Intestinal TM6SF2 Protects Against Metabolic Dysfunction-associated Steatohepatitis through the Gut-Liver Axis

Transmembrane-6 superfamily member 2 (TM6SF2) regulates hepatic fat metabolism and is closely associated with metabolic dysfunction-associated steatohepatitis (MASH). MASH involves genetic predisposition and gut microbiota alteration, yet the role of host-microbes interaction in disease development remains unclear. Here, we discover that mice with Tm6sf2 specific knockout in intestinal epithelial cells (Tm6sf2ΔIEC) developed MASH, accompanied by impaired intestinal barrier and microbial dysbiosis. Transplanting stools from Tm6sf2ΔIEC mice induce steatohepatitis in recipient germ-free mice, whereas MASH is alleviated in Tm6sf2ΔIEC mice cohoused with wildtype mice.
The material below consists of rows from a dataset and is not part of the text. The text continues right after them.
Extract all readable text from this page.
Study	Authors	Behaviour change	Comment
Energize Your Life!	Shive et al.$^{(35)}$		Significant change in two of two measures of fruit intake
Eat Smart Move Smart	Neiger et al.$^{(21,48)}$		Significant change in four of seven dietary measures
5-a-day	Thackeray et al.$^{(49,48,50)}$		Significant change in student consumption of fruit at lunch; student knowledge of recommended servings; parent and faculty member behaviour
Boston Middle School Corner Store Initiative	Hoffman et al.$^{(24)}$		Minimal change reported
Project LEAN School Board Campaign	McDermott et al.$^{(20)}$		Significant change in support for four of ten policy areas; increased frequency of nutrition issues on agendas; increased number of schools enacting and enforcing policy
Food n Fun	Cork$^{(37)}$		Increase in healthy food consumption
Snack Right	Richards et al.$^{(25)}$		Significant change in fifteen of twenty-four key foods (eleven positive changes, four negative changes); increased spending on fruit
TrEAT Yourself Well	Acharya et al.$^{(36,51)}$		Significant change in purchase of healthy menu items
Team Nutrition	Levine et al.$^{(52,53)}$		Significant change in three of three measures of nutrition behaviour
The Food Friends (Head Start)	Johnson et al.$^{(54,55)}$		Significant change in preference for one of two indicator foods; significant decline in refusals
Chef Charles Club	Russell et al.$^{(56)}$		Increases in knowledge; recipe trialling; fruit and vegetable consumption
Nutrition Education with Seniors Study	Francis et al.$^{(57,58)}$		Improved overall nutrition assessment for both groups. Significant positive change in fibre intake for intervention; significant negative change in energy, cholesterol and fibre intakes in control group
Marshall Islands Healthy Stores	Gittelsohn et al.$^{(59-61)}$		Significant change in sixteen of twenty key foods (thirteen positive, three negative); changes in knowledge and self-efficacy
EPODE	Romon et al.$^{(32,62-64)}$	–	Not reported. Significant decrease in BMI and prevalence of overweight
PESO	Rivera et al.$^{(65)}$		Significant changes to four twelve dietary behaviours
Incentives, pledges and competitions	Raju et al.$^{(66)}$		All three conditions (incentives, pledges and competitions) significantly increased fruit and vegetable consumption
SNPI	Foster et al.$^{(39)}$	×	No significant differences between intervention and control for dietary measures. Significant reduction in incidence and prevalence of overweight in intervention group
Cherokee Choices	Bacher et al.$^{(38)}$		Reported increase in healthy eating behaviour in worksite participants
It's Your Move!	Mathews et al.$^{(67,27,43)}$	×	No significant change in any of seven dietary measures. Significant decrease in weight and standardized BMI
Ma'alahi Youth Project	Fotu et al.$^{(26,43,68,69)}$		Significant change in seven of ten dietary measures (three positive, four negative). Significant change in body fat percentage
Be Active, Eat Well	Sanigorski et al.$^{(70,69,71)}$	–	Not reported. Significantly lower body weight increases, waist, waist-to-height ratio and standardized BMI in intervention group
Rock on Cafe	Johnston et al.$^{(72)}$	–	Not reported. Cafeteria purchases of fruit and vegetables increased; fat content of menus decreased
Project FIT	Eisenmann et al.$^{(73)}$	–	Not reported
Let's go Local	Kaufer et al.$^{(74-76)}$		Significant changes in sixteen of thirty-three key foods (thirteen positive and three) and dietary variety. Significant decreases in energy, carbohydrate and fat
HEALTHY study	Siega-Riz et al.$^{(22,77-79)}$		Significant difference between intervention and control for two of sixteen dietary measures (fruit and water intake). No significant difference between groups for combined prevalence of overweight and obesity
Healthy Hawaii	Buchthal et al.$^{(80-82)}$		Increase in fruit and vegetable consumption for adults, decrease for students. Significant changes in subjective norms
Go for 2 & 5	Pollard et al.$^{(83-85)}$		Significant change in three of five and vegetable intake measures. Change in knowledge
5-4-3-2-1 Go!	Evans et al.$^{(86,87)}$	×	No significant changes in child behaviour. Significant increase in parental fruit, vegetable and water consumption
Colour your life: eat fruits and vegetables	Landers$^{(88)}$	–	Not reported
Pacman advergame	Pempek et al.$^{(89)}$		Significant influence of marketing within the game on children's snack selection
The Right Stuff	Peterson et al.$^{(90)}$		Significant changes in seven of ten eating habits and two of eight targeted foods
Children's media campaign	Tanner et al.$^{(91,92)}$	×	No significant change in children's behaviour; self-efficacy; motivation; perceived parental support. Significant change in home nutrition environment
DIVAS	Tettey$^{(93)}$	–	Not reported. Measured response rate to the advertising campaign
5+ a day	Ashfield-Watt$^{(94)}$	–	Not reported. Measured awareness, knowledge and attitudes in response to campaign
Mechanistically, Tm6sf2-deficient intestinal cells secrete increased free fatty acids by interplaying with fatty acid-binding protein 5 to induce intestinal barrier dysfunction, pathobiont enrichment and elevated lysophosphatidic acid (LPA). LPA is further translocated to the liver, causing lipid accumulation and inflammation. Pharmacological inhibition of LPA receptor suppresses MASH in both Tm6sf2ΔIEC and wildtype mice. Hence, modulating microbiota or blocking metabolite receptor is potential therapeutics against TM6SF2 deficiency-induced MASH.